The new capitalist relations are also linked with another form of the exploitation of our bodies; social and communicative abilities (as feminine abilities) are increasingly in demand. Our bodies (from the saleswoman's smile to social and communicative structures in the office) play a greater and greater role for capitalist exploitation. The gender-specific distribution of labor in production and reproduction has been shifted from the family into society. Experiencing our bodies in oppositional action can thus also be understood as an at least temporary reappropriation of our corporeality.

Making the Construction of Gender Visible

Cheerleaders play a role, especially in American society, in affirming bodily gender. The contrast to the football players, the emphasis on secondary gender characteristics are an affirmation of the gender difference. In this sense, they are integrated in the context of sports events. Demonstrations and direct actions are seemingly gender-neutral contexts, but in the representation it is so - as in language - that maleness coincides with generality, women and femaleness are only supplemental, so to speak: just as the linguistic feminine suffix is added in German (Demonstrant = demonstrator/male demonstrator, Demonstrantin = female demonstrator) or the male singer or host on a stage is supplemented by female bodies in the background. Pink & Silver and Radical Cheerleading place female attributes in the foreground, thus disturbing the "neutral" demonstration context.


Revolt as Carnival

The right to demonstrate was introduced to direct resistance on the part of certain groups of the population along orderly tracks. Before that, every demonstration quickly took on the character of a revolt. Thus it was a matter of defending certain public spaces against state power. These liberated spaces, these temporary liberations, were usually transformed directly into a celebration. Current social movements are also always linked with militancy ("violence"). Only when there is a threat that the revolting elements may get out of bounds is there a rift leading to reactions among a broader bourgeois public, which is the first step to the expansion of a movement. When militancy becomes a street fighting ritual, however, it is no longer spontaneous, but organized, which is already a symptom for the demise of a movement, rigidity, an end to the celebration and thus to the resistance movement. Carnivalesque forms of action like Pink & Silver are an element of the anticipation of life that is linked with revolts.
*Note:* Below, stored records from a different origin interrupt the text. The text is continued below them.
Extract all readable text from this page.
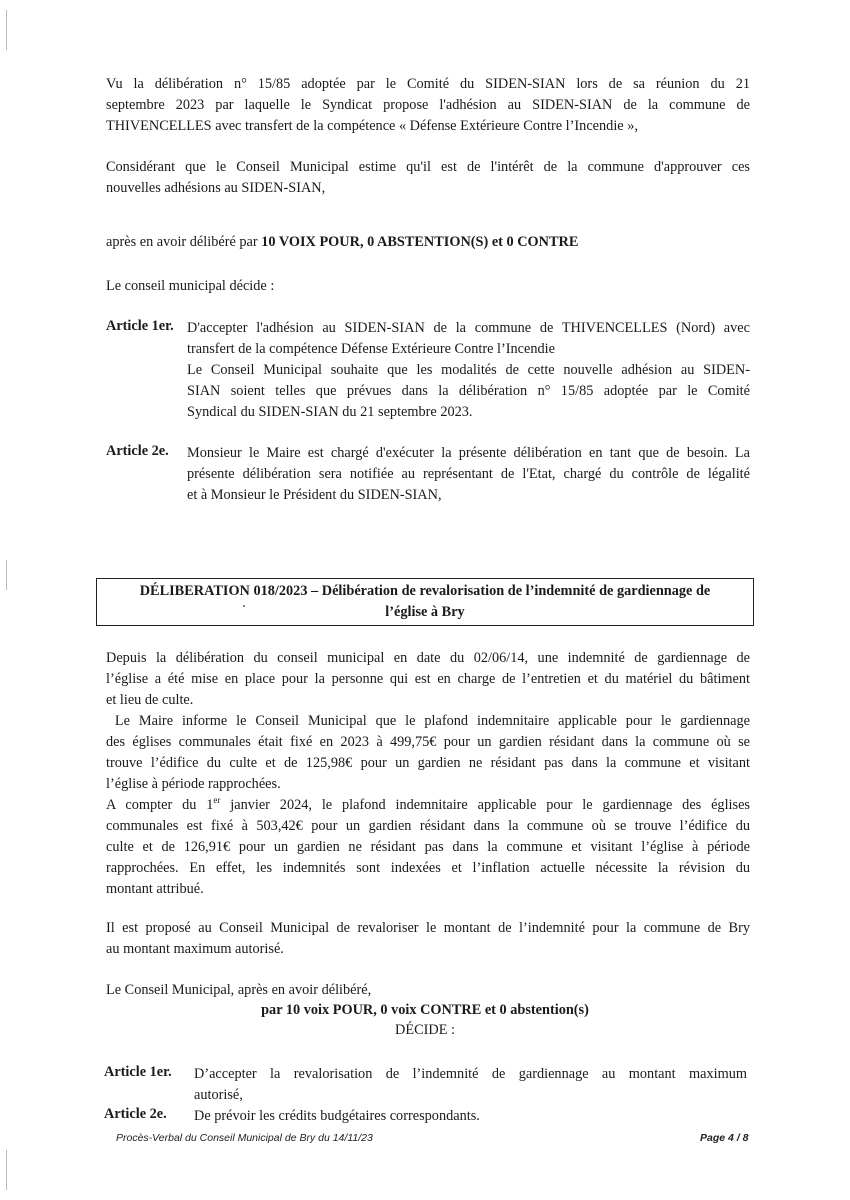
Vu la délibération n° 15/85 adoptée par le Comité du SIDEN-SIAN lors de sa réunion du 21
septembre 2023 par laquelle le Syndicat propose l'adhésion au SIDEN-SIAN de la commune de
THIVENCELLES avec transfert de la compétence « Défense Extérieure Contre l’Incendie »,
Considérant que le Conseil Municipal estime qu'il est de l'intérêt de la commune d'approuver ces
nouvelles adhésions au SIDEN-SIAN,
après en avoir délibéré par 10 VOIX POUR, 0 ABSTENTION(S) et 0 CONTRE
Le conseil municipal décide :
Article 1er. D'accepter l'adhésion au SIDEN-SIAN de la commune de THIVENCELLES (Nord) avec
transfert de la compétence Défense Extérieure Contre l’Incendie
Le Conseil Municipal souhaite que les modalités de cette nouvelle adhésion au SIDEN-
SIAN soient telles que prévues dans la délibération n° 15/85 adoptée par le Comité
Syndical du SIDEN-SIAN du 21 septembre 2023.
Article 2e. Monsieur le Maire est chargé d'exécuter la présente délibération en tant que de besoin. La
présente délibération sera notifiée au représentant de l'Etat, chargé du contrôle de légalité
et à Monsieur le Président du SIDEN-SIAN,
DÉLIBERATION 018/2023 – Délibération de revalorisation de l’indemnité de gardiennage de
l’église à Bry
Depuis la délibération du conseil municipal en date du 02/06/14, une indemnité de gardiennage de
l’église a été mise en place pour la personne qui est en charge de l’entretien et du matériel du bâtiment
et lieu de culte.
Le Maire informe le Conseil Municipal que le plafond indemnitaire applicable pour le gardiennage
des églises communales était fixé en 2023 à 499,75€ pour un gardien résidant dans la commune où se
trouve l’édifice du culte et de 125,98€ pour un gardien ne résidant pas dans la commune et visitant
l’église à période rapprochées.
A compter du 1er janvier 2024, le plafond indemnitaire applicable pour le gardiennage des églises
communales est fixé à 503,42€ pour un gardien résidant dans la commune où se trouve l’édifice du
culte et de 126,91€ pour un gardien ne résidant pas dans la commune et visitant l’église à période
rapprochées. En effet, les indemnités sont indexées et l’inflation actuelle nécessite la révision du
montant attribué.
Il est proposé au Conseil Municipal de revaloriser le montant de l’indemnité pour la commune de Bry
au montant maximum autorisé.
Le Conseil Municipal, après en avoir délibéré,
par 10 voix POUR, 0 voix CONTRE et 0 abstention(s)
DÉCIDE :
Article 1er. D’accepter la revalorisation de l’indemnité de gardiennage au montant maximum
autorisé,
Article 2e. De prévoir les crédits budgétaires correspondants.
Procès-Verbal du Conseil Municipal de Bry du 14/11/23	Page 4 / 8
Pink & Silver is a possibility for employing the creativity and corporeality demanded by capitalism outside the realm of traditional forms of representation. In this context, it is possible to question the construction of gender identity and to anticipate elements of lighthearted revolt. However, this demonstration form is only ONE possibility, which can achieve a subversive effect to a limited extent. As soon as these kinds of structures become established, they become part of a controllable representation. Creativity and corporeality are then just a decorative supplement, just as the female frequently is in the dominant society. The subversion of gender roles is also affirmed in ritualization and repetition. For the time being, though, this represents a possibility to break through what is "normal". When it is no longer subversive, then we will have to look for new forms of resistance again.